Ukrainian pilot Nadezhda Savchenko

"The sanctions are there to ensure a political solution… I don't know what the European Council will decide on Russia sanctions,” German Foreign Minister Frank-Walter Steinmeier said late in May, adding that the recent release of Ukrainian pilot Nadezhda Savchenko (seen below) from jail would hopefully "bring a new dynamic into the talks between Russia and Ukraine."

Thierry Mariani, a member of the center-right Republicans party, who initiated the parliamentary debate, said the sanctions only cause harm. "I have seen our minister of agriculture standing in front of our farmers and say 'We have to lift the sanctions.' I've seen the minister of finance reiterate the same thing. And all they do is say 'We can't do anything, Europe is to blame'," he said in April. “We are demanding that the sanctions be lifted because they are totally ineffective and they are dangerous for our economy.”

According to RT, Italy and Hungary also said last month that there could be no automatic extension of EU sanctions against Russia.

In mid-May, the council of Veneto region in northeastern Italy endorsed a resolution, urging the country's government to work toward lifting the measures against Moscow. Twenty-nine out of 51 members of the council were for the resolution, while nine were against. According to Italian lawmaker Stefano Valdegamberi, in just one year the Veneto region lost over €600 million ($679.8 million) due to the decrease in exports to Russia.

But there is always another side to any story. Some of the European states, in contrast, are calling on Brussels not to relax sanctions on Moscow until the Minsk peace agreement is fully implemented.

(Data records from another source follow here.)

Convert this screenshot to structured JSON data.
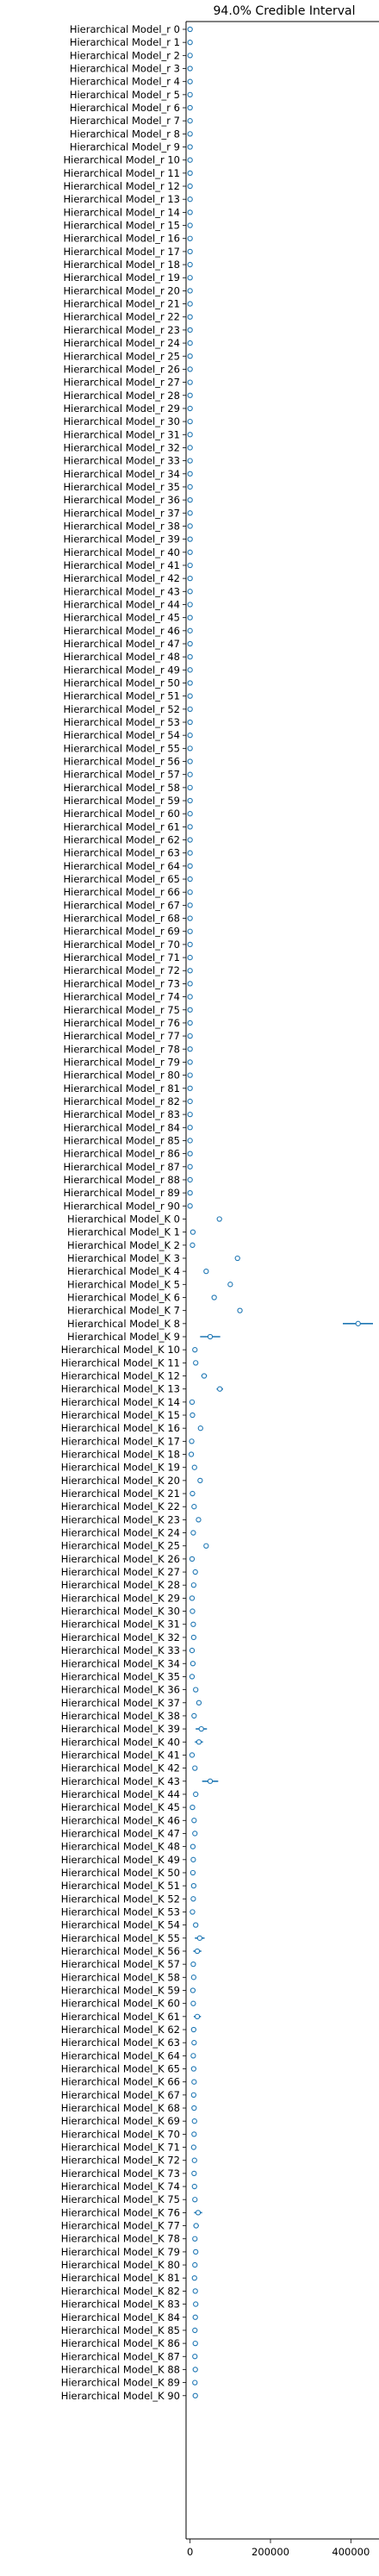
{
  "chart_data": {
    "type": "forest",
    "title": "94.0% Credible Interval",
    "xlabel": "",
    "ylabel": "",
    "xlim": [
      -10000,
      470000
    ],
    "x_ticks": [
      0,
      200000,
      400000
    ],
    "x_tick_labels": [
      "0",
      "200000",
      "400000"
    ],
    "grid": false,
    "colors": {
      "interval": "#1f77b4",
      "point_fill": "#ffffff",
      "axis": "#000000"
    },
    "r_rows": {
      "label_prefix": "Hierarchical Model_r ",
      "count": 91,
      "point": 0,
      "hdi": [
        0,
        0
      ]
    },
    "K_rows": [
      {
        "label": "Hierarchical Model_K 0",
        "point": 73000,
        "hdi": [
          71000,
          75000
        ]
      },
      {
        "label": "Hierarchical Model_K 1",
        "point": 7000,
        "hdi": [
          5000,
          9000
        ]
      },
      {
        "label": "Hierarchical Model_K 2",
        "point": 6000,
        "hdi": [
          4000,
          8000
        ]
      },
      {
        "label": "Hierarchical Model_K 3",
        "point": 118000,
        "hdi": [
          114000,
          122000
        ]
      },
      {
        "label": "Hierarchical Model_K 4",
        "point": 40000,
        "hdi": [
          37000,
          43000
        ]
      },
      {
        "label": "Hierarchical Model_K 5",
        "point": 100000,
        "hdi": [
          96000,
          104000
        ]
      },
      {
        "label": "Hierarchical Model_K 6",
        "point": 60000,
        "hdi": [
          57000,
          63000
        ]
      },
      {
        "label": "Hierarchical Model_K 7",
        "point": 124000,
        "hdi": [
          120000,
          128000
        ]
      },
      {
        "label": "Hierarchical Model_K 8",
        "point": 418000,
        "hdi": [
          380000,
          455000
        ]
      },
      {
        "label": "Hierarchical Model_K 9",
        "point": 50000,
        "hdi": [
          25000,
          75000
        ]
      },
      {
        "label": "Hierarchical Model_K 10",
        "point": 12000,
        "hdi": [
          8000,
          16000
        ]
      },
      {
        "label": "Hierarchical Model_K 11",
        "point": 14000,
        "hdi": [
          9000,
          19000
        ]
      },
      {
        "label": "Hierarchical Model_K 12",
        "point": 35000,
        "hdi": [
          28000,
          42000
        ]
      },
      {
        "label": "Hierarchical Model_K 13",
        "point": 74000,
        "hdi": [
          66000,
          82000
        ]
      },
      {
        "label": "Hierarchical Model_K 14",
        "point": 5000,
        "hdi": [
          2000,
          8000
        ]
      },
      {
        "label": "Hierarchical Model_K 15",
        "point": 6000,
        "hdi": [
          3000,
          9000
        ]
      },
      {
        "label": "Hierarchical Model_K 16",
        "point": 26000,
        "hdi": [
          22000,
          30000
        ]
      },
      {
        "label": "Hierarchical Model_K 17",
        "point": 4000,
        "hdi": [
          2000,
          6000
        ]
      },
      {
        "label": "Hierarchical Model_K 18",
        "point": 3000,
        "hdi": [
          1000,
          5000
        ]
      },
      {
        "label": "Hierarchical Model_K 19",
        "point": 11000,
        "hdi": [
          8000,
          14000
        ]
      },
      {
        "label": "Hierarchical Model_K 20",
        "point": 25000,
        "hdi": [
          21000,
          29000
        ]
      },
      {
        "label": "Hierarchical Model_K 21",
        "point": 6000,
        "hdi": [
          3000,
          9000
        ]
      },
      {
        "label": "Hierarchical Model_K 22",
        "point": 10000,
        "hdi": [
          7000,
          13000
        ]
      },
      {
        "label": "Hierarchical Model_K 23",
        "point": 21000,
        "hdi": [
          17000,
          25000
        ]
      },
      {
        "label": "Hierarchical Model_K 24",
        "point": 8000,
        "hdi": [
          5000,
          11000
        ]
      },
      {
        "label": "Hierarchical Model_K 25",
        "point": 40000,
        "hdi": [
          37000,
          43000
        ]
      },
      {
        "label": "Hierarchical Model_K 26",
        "point": 5000,
        "hdi": [
          3000,
          7000
        ]
      },
      {
        "label": "Hierarchical Model_K 27",
        "point": 13000,
        "hdi": [
          10000,
          16000
        ]
      },
      {
        "label": "Hierarchical Model_K 28",
        "point": 9000,
        "hdi": [
          6000,
          12000
        ]
      },
      {
        "label": "Hierarchical Model_K 29",
        "point": 5000,
        "hdi": [
          3000,
          7000
        ]
      },
      {
        "label": "Hierarchical Model_K 30",
        "point": 6000,
        "hdi": [
          4000,
          8000
        ]
      },
      {
        "label": "Hierarchical Model_K 31",
        "point": 8000,
        "hdi": [
          5000,
          11000
        ]
      },
      {
        "label": "Hierarchical Model_K 32",
        "point": 9000,
        "hdi": [
          6000,
          12000
        ]
      },
      {
        "label": "Hierarchical Model_K 33",
        "point": 5000,
        "hdi": [
          3000,
          7000
        ]
      },
      {
        "label": "Hierarchical Model_K 34",
        "point": 7000,
        "hdi": [
          4000,
          10000
        ]
      },
      {
        "label": "Hierarchical Model_K 35",
        "point": 5000,
        "hdi": [
          3000,
          7000
        ]
      },
      {
        "label": "Hierarchical Model_K 36",
        "point": 14000,
        "hdi": [
          10000,
          18000
        ]
      },
      {
        "label": "Hierarchical Model_K 37",
        "point": 22000,
        "hdi": [
          16000,
          28000
        ]
      },
      {
        "label": "Hierarchical Model_K 38",
        "point": 10000,
        "hdi": [
          6000,
          14000
        ]
      },
      {
        "label": "Hierarchical Model_K 39",
        "point": 28000,
        "hdi": [
          14000,
          42000
        ]
      },
      {
        "label": "Hierarchical Model_K 40",
        "point": 22000,
        "hdi": [
          12000,
          32000
        ]
      },
      {
        "label": "Hierarchical Model_K 41",
        "point": 5000,
        "hdi": [
          2000,
          8000
        ]
      },
      {
        "label": "Hierarchical Model_K 42",
        "point": 12000,
        "hdi": [
          7000,
          17000
        ]
      },
      {
        "label": "Hierarchical Model_K 43",
        "point": 50000,
        "hdi": [
          30000,
          70000
        ]
      },
      {
        "label": "Hierarchical Model_K 44",
        "point": 14000,
        "hdi": [
          8000,
          20000
        ]
      },
      {
        "label": "Hierarchical Model_K 45",
        "point": 6000,
        "hdi": [
          3000,
          9000
        ]
      },
      {
        "label": "Hierarchical Model_K 46",
        "point": 10000,
        "hdi": [
          6000,
          14000
        ]
      },
      {
        "label": "Hierarchical Model_K 47",
        "point": 12000,
        "hdi": [
          7000,
          17000
        ]
      },
      {
        "label": "Hierarchical Model_K 48",
        "point": 7000,
        "hdi": [
          4000,
          10000
        ]
      },
      {
        "label": "Hierarchical Model_K 49",
        "point": 8000,
        "hdi": [
          5000,
          11000
        ]
      },
      {
        "label": "Hierarchical Model_K 50",
        "point": 7000,
        "hdi": [
          4000,
          10000
        ]
      },
      {
        "label": "Hierarchical Model_K 51",
        "point": 9000,
        "hdi": [
          5000,
          13000
        ]
      },
      {
        "label": "Hierarchical Model_K 52",
        "point": 8000,
        "hdi": [
          5000,
          11000
        ]
      },
      {
        "label": "Hierarchical Model_K 53",
        "point": 6000,
        "hdi": [
          3000,
          9000
        ]
      },
      {
        "label": "Hierarchical Model_K 54",
        "point": 14000,
        "hdi": [
          8000,
          20000
        ]
      },
      {
        "label": "Hierarchical Model_K 55",
        "point": 24000,
        "hdi": [
          12000,
          36000
        ]
      },
      {
        "label": "Hierarchical Model_K 56",
        "point": 18000,
        "hdi": [
          8000,
          28000
        ]
      },
      {
        "label": "Hierarchical Model_K 57",
        "point": 8000,
        "hdi": [
          4000,
          12000
        ]
      },
      {
        "label": "Hierarchical Model_K 58",
        "point": 9000,
        "hdi": [
          5000,
          13000
        ]
      },
      {
        "label": "Hierarchical Model_K 59",
        "point": 7000,
        "hdi": [
          4000,
          10000
        ]
      },
      {
        "label": "Hierarchical Model_K 60",
        "point": 8000,
        "hdi": [
          4000,
          12000
        ]
      },
      {
        "label": "Hierarchical Model_K 61",
        "point": 18000,
        "hdi": [
          9000,
          27000
        ]
      },
      {
        "label": "Hierarchical Model_K 62",
        "point": 9000,
        "hdi": [
          5000,
          13000
        ]
      },
      {
        "label": "Hierarchical Model_K 63",
        "point": 10000,
        "hdi": [
          6000,
          14000
        ]
      },
      {
        "label": "Hierarchical Model_K 64",
        "point": 8000,
        "hdi": [
          4000,
          12000
        ]
      },
      {
        "label": "Hierarchical Model_K 65",
        "point": 9000,
        "hdi": [
          5000,
          13000
        ]
      },
      {
        "label": "Hierarchical Model_K 66",
        "point": 10000,
        "hdi": [
          6000,
          14000
        ]
      },
      {
        "label": "Hierarchical Model_K 67",
        "point": 9000,
        "hdi": [
          5000,
          13000
        ]
      },
      {
        "label": "Hierarchical Model_K 68",
        "point": 10000,
        "hdi": [
          6000,
          14000
        ]
      },
      {
        "label": "Hierarchical Model_K 69",
        "point": 11000,
        "hdi": [
          6000,
          16000
        ]
      },
      {
        "label": "Hierarchical Model_K 70",
        "point": 10000,
        "hdi": [
          6000,
          14000
        ]
      },
      {
        "label": "Hierarchical Model_K 71",
        "point": 9000,
        "hdi": [
          5000,
          13000
        ]
      },
      {
        "label": "Hierarchical Model_K 72",
        "point": 11000,
        "hdi": [
          6000,
          16000
        ]
      },
      {
        "label": "Hierarchical Model_K 73",
        "point": 10000,
        "hdi": [
          6000,
          14000
        ]
      },
      {
        "label": "Hierarchical Model_K 74",
        "point": 11000,
        "hdi": [
          6000,
          16000
        ]
      },
      {
        "label": "Hierarchical Model_K 75",
        "point": 12000,
        "hdi": [
          7000,
          17000
        ]
      },
      {
        "label": "Hierarchical Model_K 76",
        "point": 20000,
        "hdi": [
          10000,
          30000
        ]
      },
      {
        "label": "Hierarchical Model_K 77",
        "point": 15000,
        "hdi": [
          8000,
          22000
        ]
      },
      {
        "label": "Hierarchical Model_K 78",
        "point": 12000,
        "hdi": [
          7000,
          17000
        ]
      },
      {
        "label": "Hierarchical Model_K 79",
        "point": 14000,
        "hdi": [
          8000,
          20000
        ]
      },
      {
        "label": "Hierarchical Model_K 80",
        "point": 12000,
        "hdi": [
          7000,
          17000
        ]
      },
      {
        "label": "Hierarchical Model_K 81",
        "point": 11000,
        "hdi": [
          6000,
          16000
        ]
      },
      {
        "label": "Hierarchical Model_K 82",
        "point": 13000,
        "hdi": [
          7000,
          19000
        ]
      },
      {
        "label": "Hierarchical Model_K 83",
        "point": 14000,
        "hdi": [
          8000,
          20000
        ]
      },
      {
        "label": "Hierarchical Model_K 84",
        "point": 13000,
        "hdi": [
          7000,
          19000
        ]
      },
      {
        "label": "Hierarchical Model_K 85",
        "point": 12000,
        "hdi": [
          7000,
          17000
        ]
      },
      {
        "label": "Hierarchical Model_K 86",
        "point": 13000,
        "hdi": [
          7000,
          19000
        ]
      },
      {
        "label": "Hierarchical Model_K 87",
        "point": 12000,
        "hdi": [
          7000,
          17000
        ]
      },
      {
        "label": "Hierarchical Model_K 88",
        "point": 13000,
        "hdi": [
          7000,
          19000
        ]
      },
      {
        "label": "Hierarchical Model_K 89",
        "point": 12000,
        "hdi": [
          7000,
          17000
        ]
      },
      {
        "label": "Hierarchical Model_K 90",
        "point": 13000,
        "hdi": [
          7000,
          19000
        ]
      }
    ]
  }
}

Poland's Deputy Foreign Minister Konrad Szymanski has recently warned against lifting sanctions, saying it would weaken the bloc's position vis-à-vis Russia. "The European Union's authority ... in the future depends on the successful influencing of Russia through sanctions.”

The European Union, along with the United States, imposed economic sanctions on Russia after Crimea declared independence from Ukraine on March 17, 2014 and formally applied to become part of Russia following a referendum a day earlier, in which 96.8 percent of participants voted in favor of the secession.

Moscow-Kiev ties have been in tatters since the Crimean Peninsula rejoined Russia and Kiev started a military crackdown on pro-Russia forces fighting for greater autonomy in the Russian-speaking Luhansk and Donetsk regions in the east of the country. According to the United Nations, over 9,000 people have lost their lives and some 20,000 have been injured in the conflict since April 2014.

The United States and its European allies accuse Moscow of destabilizing Ukraine. Moscow, however, rejects having a hand in the crisis gripping the Eastern European state. The Kremlin has slapped restrictions on some food imports from the US, the EU, Norway, Australia and Canada in a tit-for-tat move, Press TV reported.